A couple of years ago a close friend of mine attended the Tom of Finland exhibition at Taidehalli with her colleagues. One, a married mother, left in disgust explaining that she’d been made to feel physically sick.
I was reminded of this story while watching an outstanding documentary about photographer Robert Mapplethorpe’s life and revolutionary work this week on YLE Areena. His imagery has also appeared in Helsinki, at Kiasma.
Mapplethorpe faced severe criticism in his time because of the subject matter he depicted through his lense. It was shocking for many to see intimacy, particularly homosexual sexuality, brought from the bedroom into the art gallery.
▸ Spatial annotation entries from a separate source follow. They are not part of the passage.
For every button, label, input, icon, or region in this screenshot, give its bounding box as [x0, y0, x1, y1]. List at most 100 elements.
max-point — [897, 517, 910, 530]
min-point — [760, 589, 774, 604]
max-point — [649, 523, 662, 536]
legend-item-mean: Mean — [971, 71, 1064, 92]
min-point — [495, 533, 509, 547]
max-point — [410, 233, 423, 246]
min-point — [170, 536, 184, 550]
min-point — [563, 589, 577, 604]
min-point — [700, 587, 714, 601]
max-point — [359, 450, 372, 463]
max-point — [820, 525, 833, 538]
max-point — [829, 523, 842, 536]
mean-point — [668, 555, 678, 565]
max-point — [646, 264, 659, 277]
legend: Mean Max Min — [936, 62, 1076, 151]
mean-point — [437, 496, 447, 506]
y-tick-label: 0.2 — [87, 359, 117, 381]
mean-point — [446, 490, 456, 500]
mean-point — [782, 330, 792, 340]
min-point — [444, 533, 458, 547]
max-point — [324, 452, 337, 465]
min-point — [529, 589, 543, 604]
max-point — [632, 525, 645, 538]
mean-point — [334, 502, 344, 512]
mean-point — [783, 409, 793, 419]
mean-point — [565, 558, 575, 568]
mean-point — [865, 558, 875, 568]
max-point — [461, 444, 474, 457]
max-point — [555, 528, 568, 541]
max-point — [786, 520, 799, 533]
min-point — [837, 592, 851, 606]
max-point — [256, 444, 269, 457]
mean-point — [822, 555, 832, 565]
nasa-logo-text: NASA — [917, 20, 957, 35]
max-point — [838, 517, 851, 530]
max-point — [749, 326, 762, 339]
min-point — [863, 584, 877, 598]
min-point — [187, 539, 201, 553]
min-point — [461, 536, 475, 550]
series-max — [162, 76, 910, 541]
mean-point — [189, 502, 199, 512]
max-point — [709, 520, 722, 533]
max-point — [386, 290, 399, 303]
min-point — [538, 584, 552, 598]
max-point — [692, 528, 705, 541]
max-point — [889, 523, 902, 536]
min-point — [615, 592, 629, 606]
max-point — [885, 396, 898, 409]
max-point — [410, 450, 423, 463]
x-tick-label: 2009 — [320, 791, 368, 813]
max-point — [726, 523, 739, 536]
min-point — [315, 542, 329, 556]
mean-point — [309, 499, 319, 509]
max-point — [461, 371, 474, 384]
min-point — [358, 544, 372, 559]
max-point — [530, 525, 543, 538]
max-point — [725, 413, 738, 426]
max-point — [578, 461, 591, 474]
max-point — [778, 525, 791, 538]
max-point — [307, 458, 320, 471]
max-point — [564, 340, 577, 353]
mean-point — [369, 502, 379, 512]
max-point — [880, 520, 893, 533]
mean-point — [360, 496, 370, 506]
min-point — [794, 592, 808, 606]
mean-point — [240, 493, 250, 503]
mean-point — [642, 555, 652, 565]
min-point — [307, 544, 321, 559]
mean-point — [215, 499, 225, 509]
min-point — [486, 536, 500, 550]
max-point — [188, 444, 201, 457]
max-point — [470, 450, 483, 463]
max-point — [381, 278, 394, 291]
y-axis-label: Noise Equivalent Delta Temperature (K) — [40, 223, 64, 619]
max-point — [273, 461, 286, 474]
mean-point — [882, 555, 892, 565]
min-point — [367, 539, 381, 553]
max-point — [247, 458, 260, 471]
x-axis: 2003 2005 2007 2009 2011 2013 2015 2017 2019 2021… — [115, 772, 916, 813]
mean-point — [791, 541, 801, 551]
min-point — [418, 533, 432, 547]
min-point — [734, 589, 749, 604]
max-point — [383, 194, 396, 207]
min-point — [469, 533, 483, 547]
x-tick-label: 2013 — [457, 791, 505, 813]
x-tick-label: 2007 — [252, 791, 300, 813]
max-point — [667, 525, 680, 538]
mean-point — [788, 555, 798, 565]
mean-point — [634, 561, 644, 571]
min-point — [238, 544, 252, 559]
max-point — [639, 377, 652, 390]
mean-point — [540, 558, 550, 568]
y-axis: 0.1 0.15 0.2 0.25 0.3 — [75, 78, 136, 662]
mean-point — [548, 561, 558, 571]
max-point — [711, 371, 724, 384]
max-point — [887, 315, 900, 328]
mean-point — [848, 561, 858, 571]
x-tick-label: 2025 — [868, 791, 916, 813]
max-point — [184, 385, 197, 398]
There’s a scene in the film where labourers working near an underground club regularly acquainted by Mapplethorpe decry the vulgarity and depravity and the mental sickness this gay hangout visits upon the neighbourhood. Mapplethorpe’s work is somehow seen as an extension of that immorality.
The documentary, like Mapplethorpe’s life, is full of enraged men screaming that his work should be banished and holding protests at art galleries, explaining why someone else’s sexuality and intimacy is wrong.
I wondered what their reactions would have been if every beautifully composed photograph of a black penis was substituted with a vagina or pair of breasts, the lines of a flower used to evoke a woman’s back instead.
And it reminded me of my friend’s colleague’s reaction to Tom of Finland, just as offended in 2016 by the sight of a sketched, almost comically exaggerated penis in an art gallery. But a reaction to what? To one’s own intolerance certainly.
So much of Mapplethorpe’s work was simple and powerful, showing what we all know to be human. Intimacy, sexuality, love, nudity, arousal. He celebrated homosexuality and sent a powerful message to those who wanted to pretend homosexuality didn’t exist.
Hearing about my friend’s colleague’s reaction to Tom of Finland annoyed me enormously because essentially she was repulsed by the depiction of someone else’s sexuality; a sexuality that is as worthy and right as her own. But her reaction also pleased me because she’d been forced to recognise a reality even though it wasn’t her own.
With Helsinki Pride upon us it’s a good time to remember the people and movements that have faced down intolerance, standing up to those who seek to control other people’s bodies, thoughts and sexuality.